TRACY BONHAM FINDS POWER AND BEAUTY IN RENEWAL

TRACY BONHAM FINDS POWER AND BEAUTY IN RENEWAL

“I feel like everyone needs a redo,” says Tracy Bonham.

The eclectic, classically trained musician known for her 1996 alternative rock hit “Mother Mother,” is responding to a question about “Jumping Bean,” a track first released in 2000 that is getting another life as the lead single on her brand new album, “Sky Too Wide.”

“I’ve definitely had a couple redos,” she says during a recent Zoom call from her studio. “And I think that songs for me are like living creatures as well. That song in particular needed a redo. A couple tracks on this album are from that era, and ‘Jumping Bean’ in particular has stayed with me as something I’ve been performing.”

The new version of the song retains the defiance of the original, but there is some nuance that she feels she maybe didn’t have the experience or depth to pull off 25 years ago.

“I was maybe not fully matured yet, and I feel like this new version of ‘Jumping Bean’ sounds way more mature. It’s slower, it’s got more space around it. And that’s what I mean about do-overs. Some songs just are begging to be done again.”

The idea of restarting, sometimes by choice and sometimes by necessity, is a throughline in Bonham’s life. A divorce. Breast cancer. And a reconfigured band featuring jazz musicians Rene Hart, who is also her partner, on bass and Alvester Garnett on drums, which leans into her violin and piano training rather than pushing against it, like she did in her early days.

“The theme on this album, there’s a rebellious spirit about it,” she says. “You might not hear it, but to me it feels completely rebellious because I’m taking things that shouldn’t normally work, like classical, like my my influences from being a young person and a teen playing classical music and then infusing it with my rock songs. And for me, it ties together because I was kind of rebellious child, and I rebelled against classical music, and I wanted to rock or scream, and all of it’s coming together into one piece, one body of work that feels kind of like, I don’t want to follow the rules, like, I’m not going to be that for you.

“And it’s a beautiful thing, getting older and wiser and where you can actually say it and mean it.”

Bonham will celebrate the release of “Sky Too Wide” on Tuesday, June 10 with a show at Joe’s Pub in the East Village. In addition to Hart and Garnett, she’ll be joined by the guitarist Matt Beck and string players “because there’s a lot of strings on the album.”

The show will also feature her old friend the comedian Fred Armisen. A few weeks before the show, she wasn’t sure what exactly he’d be doing, and she wanted to keep it that way.

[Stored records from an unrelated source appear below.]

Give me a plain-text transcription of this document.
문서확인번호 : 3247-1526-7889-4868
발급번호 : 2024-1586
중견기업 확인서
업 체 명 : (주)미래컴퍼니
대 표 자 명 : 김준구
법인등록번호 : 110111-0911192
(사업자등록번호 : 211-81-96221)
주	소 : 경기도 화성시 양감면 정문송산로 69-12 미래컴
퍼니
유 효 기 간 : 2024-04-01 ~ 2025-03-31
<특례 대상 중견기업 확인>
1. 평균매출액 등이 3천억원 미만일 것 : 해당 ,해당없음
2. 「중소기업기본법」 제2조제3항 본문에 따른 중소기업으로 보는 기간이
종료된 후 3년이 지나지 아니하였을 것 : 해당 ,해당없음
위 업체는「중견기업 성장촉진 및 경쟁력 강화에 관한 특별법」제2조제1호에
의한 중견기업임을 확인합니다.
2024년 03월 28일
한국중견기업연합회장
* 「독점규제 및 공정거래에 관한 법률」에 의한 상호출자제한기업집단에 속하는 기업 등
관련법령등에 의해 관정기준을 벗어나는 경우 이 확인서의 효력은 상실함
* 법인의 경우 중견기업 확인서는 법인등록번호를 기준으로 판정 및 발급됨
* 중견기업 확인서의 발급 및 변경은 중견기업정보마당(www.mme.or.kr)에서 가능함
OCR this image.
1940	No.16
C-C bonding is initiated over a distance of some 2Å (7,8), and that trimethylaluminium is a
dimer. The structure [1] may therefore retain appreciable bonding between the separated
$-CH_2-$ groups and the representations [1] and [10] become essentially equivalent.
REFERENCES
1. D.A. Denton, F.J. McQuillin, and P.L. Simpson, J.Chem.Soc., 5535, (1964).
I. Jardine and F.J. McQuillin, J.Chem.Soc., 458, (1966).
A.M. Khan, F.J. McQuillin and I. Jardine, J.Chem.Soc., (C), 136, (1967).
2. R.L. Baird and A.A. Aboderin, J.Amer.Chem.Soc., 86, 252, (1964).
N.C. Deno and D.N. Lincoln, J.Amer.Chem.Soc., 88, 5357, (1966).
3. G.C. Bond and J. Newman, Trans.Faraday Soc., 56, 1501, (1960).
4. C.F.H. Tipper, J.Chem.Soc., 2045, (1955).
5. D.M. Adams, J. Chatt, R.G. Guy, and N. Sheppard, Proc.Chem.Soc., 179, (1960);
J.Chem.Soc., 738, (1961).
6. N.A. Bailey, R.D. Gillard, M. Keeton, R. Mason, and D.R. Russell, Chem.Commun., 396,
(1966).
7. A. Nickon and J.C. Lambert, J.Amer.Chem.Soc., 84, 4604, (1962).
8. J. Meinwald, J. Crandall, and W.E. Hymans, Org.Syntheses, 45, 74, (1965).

“He’s going to add levity,” said Bonham. “He and I go way back, like 23 years, and we’ve done some things together. So I do I enjoy our energy together. I think he and I are going to maybe work together on playing some songs together where I’ll just say, the theme might be something like ‘violin has no place in punk rock’ and see what comes from there. He’s so good at improvising, so I don’t want to tell him too much.”

The music video for the “Sky Too Wide” version of “Jumping Bean” features ballet choreographed by Suzanne Haag. Bonham had worked with Haag on a performance that combined her music with ballet and debuted in Eugene in April of last year. Haag as a teenager was a fan of Bonham and reached out to her asking to collaborate.

“I learned so much from her,” Bonham said. “I don’t know how anyone can move bodies in their mind as they’re creating choreography. I can do sounds and I can do harmonies and structures and rhythms. But for someone like her to visualize what bodies will be doing and groups of them and how to organize it, it’s a complete mystery to me.” She said it’s the type of project she would like to revisit.

Bonham started teaching private music lessons 15 years ago “because I needed to make an extra buck,” and during the Covid lockdown launched the Melodeon music education program with Hart, which she wants to return to after her current album cycle.

She said that she is feeling well after her breast cancer surgery and radiation, which was about a year ago. “I didn’t do chemo, luckily, and I caught it early, so I’m so very lucky. I had my follow-up and my breast surgeon was like, ‘I don’t need to see you for a year.’ So it’s a great feeling. I still have residual nerves about it, you know, like, ‘God, I’m really stressed out. I wonder if it’s coming back.’ You know, I think that probably doesn’t go away. I know a lot of other people who’ve gone through this still have that fear of it returning. So I’m just trying to take care of myself. I am feeling pretty, pretty darn good. So thank you for asking.”